Time Varying Overdispersed Poisson Process

KyleJCaron · August 21, 2020, 9:06pm

I’m getting the following error in my code:

TypeError: For compute_test_value, one input test value does not have the requested type.

The error when converting the test value to that variable type:
Wrong number of dimensions: expected 0, got 1 with shape (38994,).

Any ideas on how to get around this? Also any feedback on the approach would be appreciated!
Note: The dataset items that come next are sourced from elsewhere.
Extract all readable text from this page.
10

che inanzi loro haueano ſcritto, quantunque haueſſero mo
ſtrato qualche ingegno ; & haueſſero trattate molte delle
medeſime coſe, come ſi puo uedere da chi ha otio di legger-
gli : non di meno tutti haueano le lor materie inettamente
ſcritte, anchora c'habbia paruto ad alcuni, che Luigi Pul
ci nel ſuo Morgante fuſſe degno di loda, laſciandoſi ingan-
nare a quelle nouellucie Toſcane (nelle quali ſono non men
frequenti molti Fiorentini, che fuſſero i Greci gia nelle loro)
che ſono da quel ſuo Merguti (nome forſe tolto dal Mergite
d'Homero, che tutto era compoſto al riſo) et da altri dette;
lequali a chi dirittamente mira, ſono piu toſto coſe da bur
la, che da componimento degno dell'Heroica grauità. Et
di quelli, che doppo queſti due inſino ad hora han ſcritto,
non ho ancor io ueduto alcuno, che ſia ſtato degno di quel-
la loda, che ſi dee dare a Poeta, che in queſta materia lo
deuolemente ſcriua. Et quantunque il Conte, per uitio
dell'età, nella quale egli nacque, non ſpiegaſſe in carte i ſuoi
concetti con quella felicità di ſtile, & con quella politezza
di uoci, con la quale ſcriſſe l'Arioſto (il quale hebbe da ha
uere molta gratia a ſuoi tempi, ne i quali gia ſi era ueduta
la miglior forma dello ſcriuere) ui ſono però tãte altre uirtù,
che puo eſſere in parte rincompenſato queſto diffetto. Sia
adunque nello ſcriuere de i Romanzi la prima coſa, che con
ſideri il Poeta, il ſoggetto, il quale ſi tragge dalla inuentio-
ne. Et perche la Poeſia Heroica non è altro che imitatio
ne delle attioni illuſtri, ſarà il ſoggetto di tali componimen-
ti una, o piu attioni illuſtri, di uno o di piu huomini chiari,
Borrowing alot of code here from Ritchie Vink’s blog

# Trend

def det_dot(a, b):
    """
    The theano dot product and NUTS sampler don't work with large matrices?
    
    :param a: (np matrix)
    :param b: (theano vector)
    """
    return (a * b[None, :]).sum(axis=-1)

def trend_model(m, t, n_changepoints=25, changepoints_prior_scale=0.05, 
                growth_prior_scale=5, changepoint_range=0.8):
    """
    The piecewise linear trend with changepoint implementation in PyMC3.
    :param m: (pm.Model)
    :param t: (np.array) MinMax scaled time.
    :param n_changepoints: (int) The number of changepoints to model.
    :param changepoint_prior_scale: (flt/ None) The scale of the Laplace prior on the delta vector.
                                    If None, a hierarchical prior is set.
    :param growth_prior_scale: (flt) The standard deviation of the prior on the growth.
    :param changepoint_range: (flt) Proportion of history in which trend changepoints will be estimated. 
    :return g, A, s: (tt.vector, np.array, tt.vector)
    """
    s = np.linspace(0, changepoint_range * np.max(t), n_changepoints + 1)[1:]
    
    # * 1 casts the boolean to integers
    A = (t[:, None] > s) * 1

    with m:
        # initial growth
        k = pm.Normal('k', 0 , growth_prior_scale)
        
        if changepoints_prior_scale is None:
            changepoints_prior_scale = pm.Exponential('tau', 1.5)
        
        # rate of change
        delta = pm.Laplace('delta', 0, changepoints_prior_scale, shape=n_changepoints)
        # offset
        m = pm.Normal('m', 0, 5)
        gamma = -s * delta
        
        g = (k + det_dot(A, delta)) * t + (m + det_dot(A, gamma))
    return g, A, s


def det_trend(k, m, delta, t, s, A):
    return (k + np.dot(A, delta)) * t + (m + np.dot(A, (-s * delta)))

# Seasonality

def fourier_series(t, p=365.25, n=10):
    # 2 pi n / p
    x = 2 * np.pi * np.arange(1, n + 1) / p
    # 2 pi n / p * t
    x = x * t[:, None]
    x = np.concatenate((np.cos(x), np.sin(x)), axis=1)
    return x


def seasonality_model(m, df, period='yearly', seasonality_prior_scale=10):
    if period == 'yearly':
        n = 10
        # rescale the period, as t is also scaled
        p = 365.25 / (df['ds'].max() - df['ds'].min()).days
    elif period == 'weekly':
        n = 3
        # rescale the period, as t is also scaled
        p = 7 / (df['ds'].max() - df['ds'].min()).days
    else: # daily    
        n = 4
        # rescale the period, as t is also scaled
        p = 24 / (df['ds'].max() - df['ds'].min()).days
    
    x = fourier_series(df['t'], p, n)
    
    with m:
        beta = pm.Normal(f'beta_{period}', mu=0, sd=seasonality_prior_scale, shape=2 * n)
    
    return x, beta


import numpy as np
import pandas as pd
import scipy.stats as stats
import pymc3 as pm


def sim_data():
    ds = pd.date_range('2018-06-01 00:00:00', '2020-08-21 08:30:00',freq='1800S')
    monthly = dict(zip(range(12), [1.2, 0.4, 0.9, 1.25, 0.75, -0.5, 0.4, 0.1,-1.5, -1, -0.5, 1.25]))
    daily = dict(zip(range(7), [0.7, 1, 0.85, 0.1, -0.5, -1.35, -1]))
    hourly = dict(zip(range(24), [-2,-3.35,-4,-4.3, -5,-4.75,-4,-3.15,-1.3,0.35,2.2,3.4,3.65,3.8,3.9,3.85,3.2,2.2,1.6,1.45,1.55,1.65,0.75,-0.4]))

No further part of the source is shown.